Лузгин мгновение помедлил и ответил:
— Есть. А что?
— Это хорошо. — Слесаренко опустил ладони на стол.
— Если бы ты ответил «нет», я бы тебе не поверил. И не стал бы тебе помогать.
— А вы намерены мне помогать?
— Нет, не намерен. В этом деле — нет. Но ты не соврал мне, поэтому в другой раз, когда ты придешь, я тебе обязательно помогу, если это будет в моих силах.
— Спасибо, Виктор Александрович, — сказал Лузгин, — только я к вам больше не приду.

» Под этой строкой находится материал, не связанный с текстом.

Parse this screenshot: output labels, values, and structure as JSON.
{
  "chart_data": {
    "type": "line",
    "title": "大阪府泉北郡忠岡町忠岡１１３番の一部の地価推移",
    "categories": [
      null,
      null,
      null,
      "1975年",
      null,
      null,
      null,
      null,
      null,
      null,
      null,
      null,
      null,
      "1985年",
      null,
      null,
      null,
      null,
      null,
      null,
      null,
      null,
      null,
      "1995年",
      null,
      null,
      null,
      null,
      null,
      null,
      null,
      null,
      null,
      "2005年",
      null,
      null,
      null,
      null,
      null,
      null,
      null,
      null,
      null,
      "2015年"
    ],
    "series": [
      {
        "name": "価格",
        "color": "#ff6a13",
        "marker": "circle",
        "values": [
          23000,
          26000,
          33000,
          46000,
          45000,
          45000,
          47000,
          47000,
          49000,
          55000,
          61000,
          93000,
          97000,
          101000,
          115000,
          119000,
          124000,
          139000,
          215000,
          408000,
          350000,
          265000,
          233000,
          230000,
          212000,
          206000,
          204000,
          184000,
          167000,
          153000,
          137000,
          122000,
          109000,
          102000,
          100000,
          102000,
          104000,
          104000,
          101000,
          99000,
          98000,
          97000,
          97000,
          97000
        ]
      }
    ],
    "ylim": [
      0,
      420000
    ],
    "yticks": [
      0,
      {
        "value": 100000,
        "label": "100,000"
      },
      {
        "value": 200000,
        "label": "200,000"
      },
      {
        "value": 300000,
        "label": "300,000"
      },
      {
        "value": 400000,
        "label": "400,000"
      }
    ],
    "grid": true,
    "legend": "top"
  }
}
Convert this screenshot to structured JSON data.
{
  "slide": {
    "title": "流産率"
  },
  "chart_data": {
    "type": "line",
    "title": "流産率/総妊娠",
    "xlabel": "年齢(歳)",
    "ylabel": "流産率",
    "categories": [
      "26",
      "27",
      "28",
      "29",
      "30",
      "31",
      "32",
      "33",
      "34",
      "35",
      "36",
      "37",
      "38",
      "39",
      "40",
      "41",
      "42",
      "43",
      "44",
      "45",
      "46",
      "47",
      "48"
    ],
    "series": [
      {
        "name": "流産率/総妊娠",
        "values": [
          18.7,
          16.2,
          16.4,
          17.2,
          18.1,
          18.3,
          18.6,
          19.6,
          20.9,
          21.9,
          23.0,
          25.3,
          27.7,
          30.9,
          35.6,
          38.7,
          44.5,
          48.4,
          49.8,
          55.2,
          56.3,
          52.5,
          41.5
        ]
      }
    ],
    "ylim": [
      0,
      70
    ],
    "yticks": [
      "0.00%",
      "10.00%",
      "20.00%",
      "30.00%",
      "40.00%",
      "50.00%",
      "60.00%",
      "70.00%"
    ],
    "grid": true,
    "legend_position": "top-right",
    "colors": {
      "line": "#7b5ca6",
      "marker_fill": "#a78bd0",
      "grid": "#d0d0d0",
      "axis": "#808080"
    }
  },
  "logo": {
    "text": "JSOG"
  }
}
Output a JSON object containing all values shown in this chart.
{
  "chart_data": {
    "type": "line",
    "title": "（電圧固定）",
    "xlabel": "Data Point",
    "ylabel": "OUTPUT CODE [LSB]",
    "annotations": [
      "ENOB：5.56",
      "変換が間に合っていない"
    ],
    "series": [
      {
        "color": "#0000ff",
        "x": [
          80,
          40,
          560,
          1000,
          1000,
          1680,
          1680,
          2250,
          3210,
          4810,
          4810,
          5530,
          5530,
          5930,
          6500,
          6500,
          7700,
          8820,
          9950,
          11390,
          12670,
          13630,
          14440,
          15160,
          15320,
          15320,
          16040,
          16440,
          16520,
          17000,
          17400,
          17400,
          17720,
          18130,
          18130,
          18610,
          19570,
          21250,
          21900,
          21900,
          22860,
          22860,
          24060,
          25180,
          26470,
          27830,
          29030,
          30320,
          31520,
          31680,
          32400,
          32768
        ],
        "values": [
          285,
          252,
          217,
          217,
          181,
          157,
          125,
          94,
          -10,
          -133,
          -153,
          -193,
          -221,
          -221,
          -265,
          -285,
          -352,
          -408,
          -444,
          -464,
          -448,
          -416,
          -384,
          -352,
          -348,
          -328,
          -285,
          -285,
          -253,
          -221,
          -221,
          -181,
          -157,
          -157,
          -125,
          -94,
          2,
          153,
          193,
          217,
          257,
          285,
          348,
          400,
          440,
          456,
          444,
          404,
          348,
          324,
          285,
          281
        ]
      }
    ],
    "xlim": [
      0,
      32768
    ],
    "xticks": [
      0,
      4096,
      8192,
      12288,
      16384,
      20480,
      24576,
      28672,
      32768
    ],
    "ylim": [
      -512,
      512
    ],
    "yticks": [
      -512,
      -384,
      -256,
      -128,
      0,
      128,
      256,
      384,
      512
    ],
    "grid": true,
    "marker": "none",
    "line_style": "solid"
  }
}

Извините.
— Придешь, придешь, — знакомо улыбнулся Слесаренко.
— Меня вместо Иванова назначили курировать юбилей, так что… сам понимаешь… Я тут, кстати, почитал твое… Неплохо. Талант не пропьешь, а, Владимир?
— Да заслабо, — сказал Лузгин.
— Я слышал, ты бросил?
— Ну все-то вы знаете…
— Это хорошо.
— Послушайте, Виктор Саныч, — голосом раскаявшегося шпиона проговорил Лузгин, — а может, все-таки получится с Ломакиным? Я слышал, сейчас многое пересматривается. Да, вроде, и немцы не против. Вот если бы еще американцы… Ну, что им эти жалкие сто тысяч? Даванут на немцев — те признают, готовы признать… И всего-то нужна бумага от компании, подтверждающая легальность сделки. Компания же ничего не теряет! Она в свое время деньги от Кафтанюка уже получила.
— Вот именно, — взмахнул бровями Слесаренко. — У кого Ломакин нефть купил? У Кафтанюка.
— Но это же ваша нефть, и Кафтанюк — ваш человек!
— Последнее — неправда. Он просто нефть купил на тендере.
— А тендер кто подстроил так, чтобы его именно Кафтанюк и выиграл? Не Харитонов ли?
— Много ты знаешь, Владимир Васильевич… Я же сказал…
— Вот только пугать меня не надо. Я в зоне был, меня теперь так просто не испугаешь.
— Там действительно страшно?
— Там страшно. — Лузгин помолчал. — Страшно не то, что я там видел, страшно другое: что люди даже к этому страху могут привыкнуть. И получается, что страха нет, нет страны, нет закона, нет власти, нет работы, нет защиты…
— Власть есть всегда.
— Смотря чья. А так — власть сама по себе, люди тоже.
— Говорят, ты стрелял?
— Это кто такое говорит? — встревожился Лузгин.
— Да вроде бы ты сам рассказывал. Легенды ходят… Вот и запрос из Тюмени пришел… Да ты не бледней: пока жив старик, никто его зятя не тронет, я так полагаю. А мы со стариком встречались, и не раз. Так что привет от меня передай, пусть заглянет при случае. Я бы и сам к нему в гости зашел, а то сижу в гостинице как сыч.